Respect was at one time something that you earned. A special talent or accomplishment was a sign of distinction. You were lauded for your honesty or service to others. You worked hard and created a good life for yourself and your family. Your daily life made you a role model whom others wished to emulate. The respect of others was the natural outcome of the life that you lived.

It is much different today.

Respect is now, according to those who typically label themselves Liberals or Progressives, something that is granted by society at large rather than earned by individuals or groups.
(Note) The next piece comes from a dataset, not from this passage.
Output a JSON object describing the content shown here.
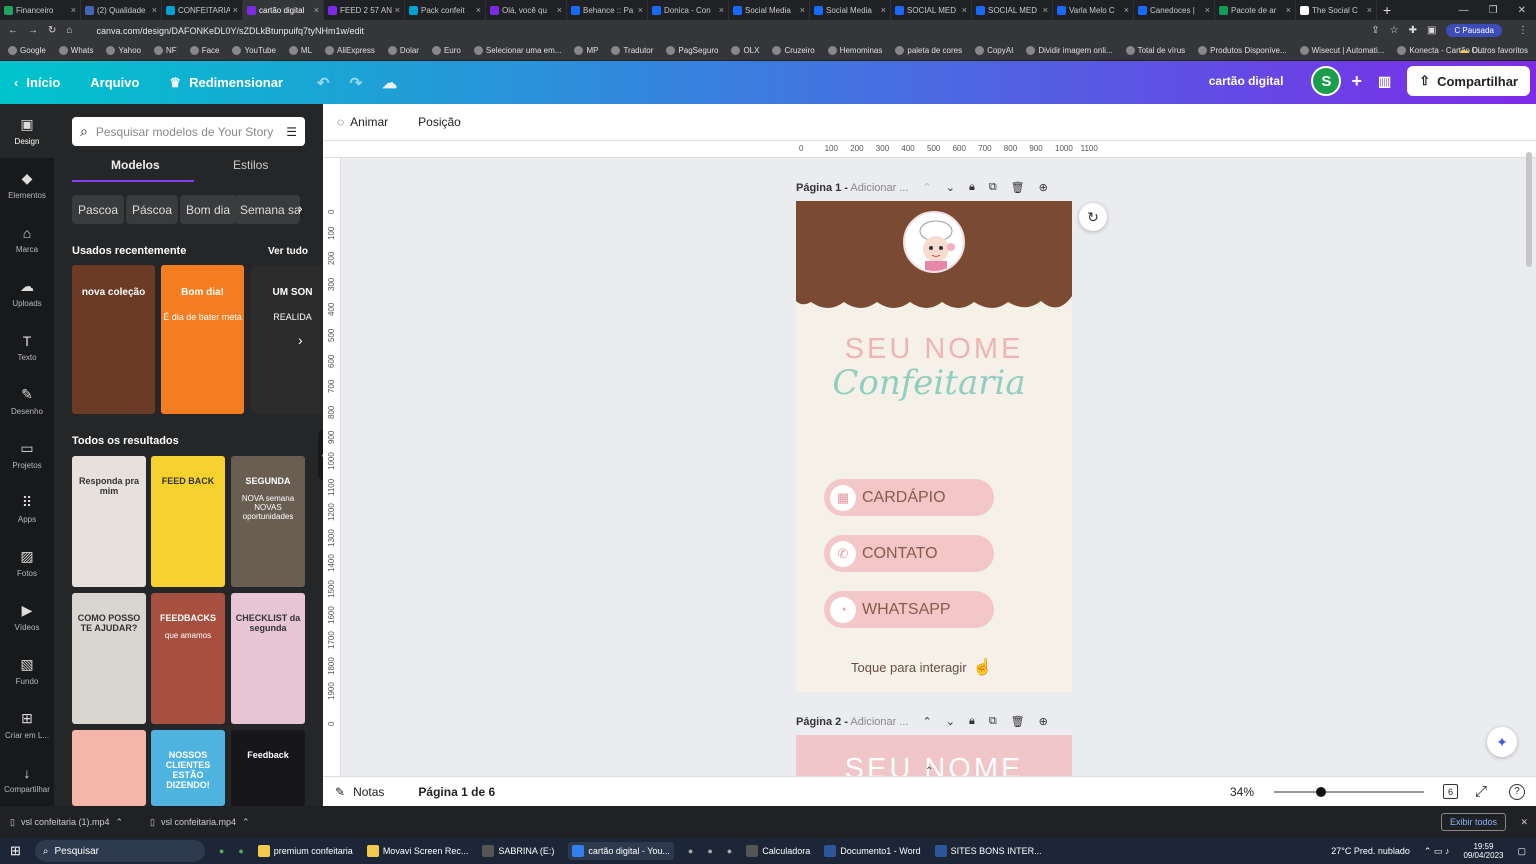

Hence, many now demand that schools, government, courts, businesses, sports teams, the entertainment industry, publishers, news organizations, and private associations provide the respect that people and groups deem they rightly deserve, and those who continue to cling to the apparently outdated idea that respect is earned based on effort or intent now find themselves at loggerheads with those expecting unquestioning acquiescence to their wishes.

Whether we want to admit it or not, the notion of respect that is now common currency among elite opinion makers is divorced from any test involving behavior or belief, and those who persist in attempting to discuss whether the respect being sought is actually warranted are guilty of—abracadabra!—the worst kind of disrespect.  The common understanding of what constitutes respect today, which renders it wholly different from previous societal norms, is one that exists in a value-free vacuum where the withholding of it for any reason whatsoever is proof of hateful attitudes, and this only reinforces just how desperately necessary the grant of that respect actually was.  Got that?

It should be obvious that this definition is, in daily practice, an inescapable rhetorical trap.  To even attempt a discussion based on evidence or reason is considered de facto proof of both discriminatory intent and the entrenched societal discriminationthat informs the efforts of the poor sap who mistakenly believes a thoughtful conversation is possible.  Resistance, as the Borg on Star Trek used to say, is futile.

The circularity of Woke logic is maddening to both the mind and spirit—and guarantees never ending conflict and discord.  Unsurprisingly, discussions tend to devolve into eye rolling and attacks that enflame without illuminating, and the mutual, frustrating incomprehension is driven by the basic lack of a common understanding of what respect actually means.

Given how dogmatic and anti-intellectual these efforts to garner societal approval through bullying and insults typically are, it is perhaps shocking that they have thoroughly captured our systems of education from kindergarten to graduate and professional schools, but this is less surprising than it might seem.  

Post-modern theories, which hold that both truth and morality are meaningless social constructs, have longed reigned supreme in academia, so ideas that reject both evidentiary standards and individual judgment dovetail nicely with an intellectual atmosphere that finds both terribly irksome and unnecessary.  

Arguments are a lot simpler and easier when you can discard pesky facts and contradictory data, which explains a lot of the flabby thinking and brittle sensibilities of supposedly well-educated thinkers in elite institutions today.  What you feel to be true is today far more important than what can be proven to be true, so we can now readily dismiss any reality that does not match what we prefer to believe.  So much for intellectual rigor.

Children crave approval; adults should seek respect.  However, what is often being demanded today is much closer to a child’s yearning for unconditional approval than the traditional adult concept of earning respect from the rest of the adult world through one’s efforts, expertise, and accomplishments.  

Placating groups and individuals who are undeserving of our respect has contributed greatly to the fragmentation of our country and the precipitous slide of the standards of both behavior and discourse that afflicts our society today. To continue along this path is a prescription for a national catastrophe. We must change this—and quickly.